Bu noktada Dante’nin İlahi Komedya’sı önemli bir teorik referans sunar. Eser, yalnızca teolojik bir anlatı değil; aynı zamanda güçlü bir ahlak ve düzen teorisidir. Dante’nin cehennem tasviri kaotik değildir; son derece sistematik ve hiyerarşiktir. Her günahın belirli bir karşılığı, her sapmanın belirli bir sonucu vardır. Dikkat çekici olan, en ağır cezanın şiddete değil, ihanete ayrılmış olmasıdır. Çünkü ihanet, bir düzeni dışarıdan değil, içeriden çökerten bir eylemdir. Bu yaklaşım, toplumsal düzenin yalnızca kurallarla değil, sadakat ve ahlaki bağlılıkla ayakta durabileceğini vurgular.

Dante’nin cennet anlayışı da benzer biçimde sınırsız özgürlük üzerine değil, ölçü, uyum ve yer bilinci üzerine kuruludur. Her varlık kendi konumunu bilir; her eylem bütünle uyum içindedir. Bu yaklaşım, muhafazakâr düşüncenin temel ilkeleriyle doğrudan örtüşür. Muhafazakârlık, bu anlamda özgürlüğe karşı değil; ölçüsüzlüğe karşıdır. Sınır bilincini, sürekliliği ve ahlaki referansları korumayı amaçlar.

Muhafazakârlığın sıkça “geçmişe özlem” olarak sunulması, kavramın yüzeysel okunmasından kaynaklanır. Oysa muhafazakârlık, geçmişi idealize etmekten çok, toplumsal hafızayı ve değer sürekliliğini koruma çabasıdır. Her şeyin yapılabilir, her isteğin meşru ve her talebin hak olarak görüldüğü bir düzene karşı uyarıda bulunur. Bu yönüyle muhafazakârlık, kaotik dönemlerde düzen kurucu bir işlev üstlenir.

Seküler düşüncenin merkezsizleştirici etkisine karşılık, inanç merkezli bir yaklaşım insanı sınırlı, sorumlu ve anlam arayan bir varlık olarak konumlandırır. İnanç, bireye yalnızca neyi yapabileceğini değil, neyi yapmaması gerektiğini de hatırlatır. Bu sınır bilinci, toplumsal düzenin ahlaki temelini oluşturur. Bu nedenle inanç, modern dünyada yeniden kurucu bir referans olarak ortaya çıkmaktadır.
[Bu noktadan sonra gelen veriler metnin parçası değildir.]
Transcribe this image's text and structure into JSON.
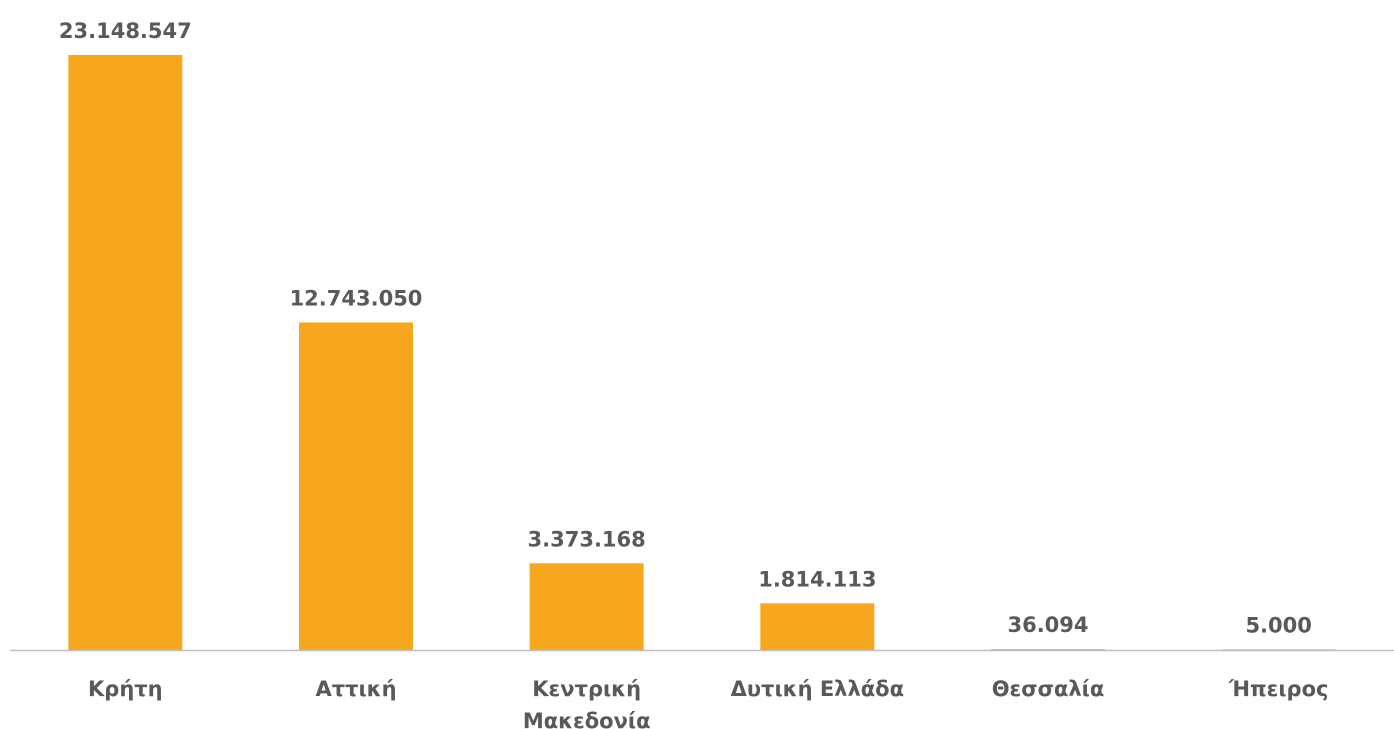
{
  "chart_data": {
    "type": "bar",
    "categories": [
      [
        "Κρήτη"
      ],
      [
        "Αττική"
      ],
      [
        "Κεντρική",
        "Μακεδονία"
      ],
      [
        "Δυτική Ελλάδα"
      ],
      [
        "Θεσσαλία"
      ],
      [
        "Ήπειρος"
      ]
    ],
    "values": [
      23148547,
      12743050,
      3373168,
      1814113,
      36094,
      5000
    ],
    "value_labels": [
      "23.148.547",
      "12.743.050",
      "3.373.168",
      "1.814.113",
      "36.094",
      "5.000"
    ],
    "ylim": [
      0,
      23148547
    ],
    "grid": false,
    "legend": "none",
    "colors": {
      "bar": "#F7A71D",
      "axis": "#BFBFBF",
      "text": "#595959"
    }
  }
}
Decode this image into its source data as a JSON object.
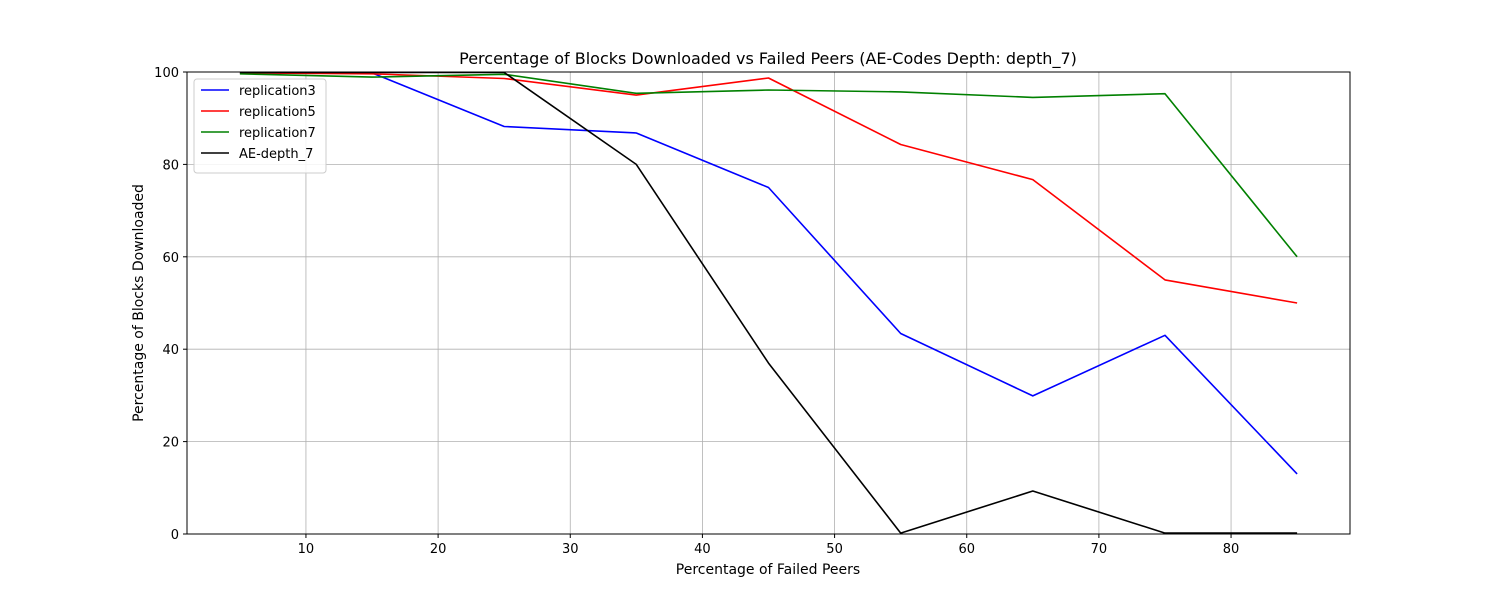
{
  "chart_data": {
    "type": "line",
    "title": "Percentage of Blocks Downloaded vs Failed Peers (AE-Codes Depth: depth_7)",
    "xlabel": "Percentage of Failed Peers",
    "ylabel": "Percentage of Blocks Downloaded",
    "xlim": [
      1,
      89
    ],
    "ylim": [
      0,
      100
    ],
    "xticks": [
      10,
      20,
      30,
      40,
      50,
      60,
      70,
      80
    ],
    "yticks": [
      0,
      20,
      40,
      60,
      80,
      100
    ],
    "grid": true,
    "legend_position": "top-left",
    "x": [
      5,
      15,
      25,
      35,
      45,
      55,
      65,
      75,
      85
    ],
    "series": [
      {
        "name": "replication3",
        "color": "#0000ff",
        "values": [
          99.8,
          99.8,
          88.2,
          86.8,
          75.0,
          43.4,
          29.9,
          43.0,
          13.0
        ]
      },
      {
        "name": "replication5",
        "color": "#ff0000",
        "values": [
          99.8,
          99.6,
          98.6,
          95.0,
          98.7,
          84.3,
          76.7,
          55.0,
          50.0
        ]
      },
      {
        "name": "replication7",
        "color": "#008000",
        "values": [
          99.6,
          98.9,
          99.5,
          95.4,
          96.1,
          95.7,
          94.5,
          95.3,
          60.0
        ]
      },
      {
        "name": "AE-depth_7",
        "color": "#000000",
        "values": [
          99.9,
          99.9,
          99.9,
          80.0,
          37.0,
          0.2,
          9.3,
          0.2,
          0.2
        ]
      }
    ]
  }
}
Bugün “sağın kazandığı” yönündeki tespit, dar anlamda bir siyasi başarıya indirgenemez. Bu, anlamın, geleneğin ve inancın yeniden merkeze yerleşmesidir. Sekülerlik tarihsel bir evre olarak işlevini yerine getirmiştir; ancak kalıcı bir toplumsal merkez üretme kapasitesi sınırlıdır. Muhafazakârlık ise süreklilik, ahlak ve düzen iddiası taşır.

Sonuç olarak, yeni dünya düzeni inancı dışlayan değil; onu yeniden yorumlayarak merkeze alan bir yönelim göstermektedir. Toplumlar, merkezsiz bir özgürlükten ziyade, anlamlı bir düzen arayışındadır. Tarihsel deneyim göstermektedir ki kalıcı olan, sınırlarını ve değerlerini koruyabilen yapılardır. Merkez, yeniden kurulmaktadır ve bu merkez, seküler bir boşluk değil; inançla beslenen bir anlam alanıdır.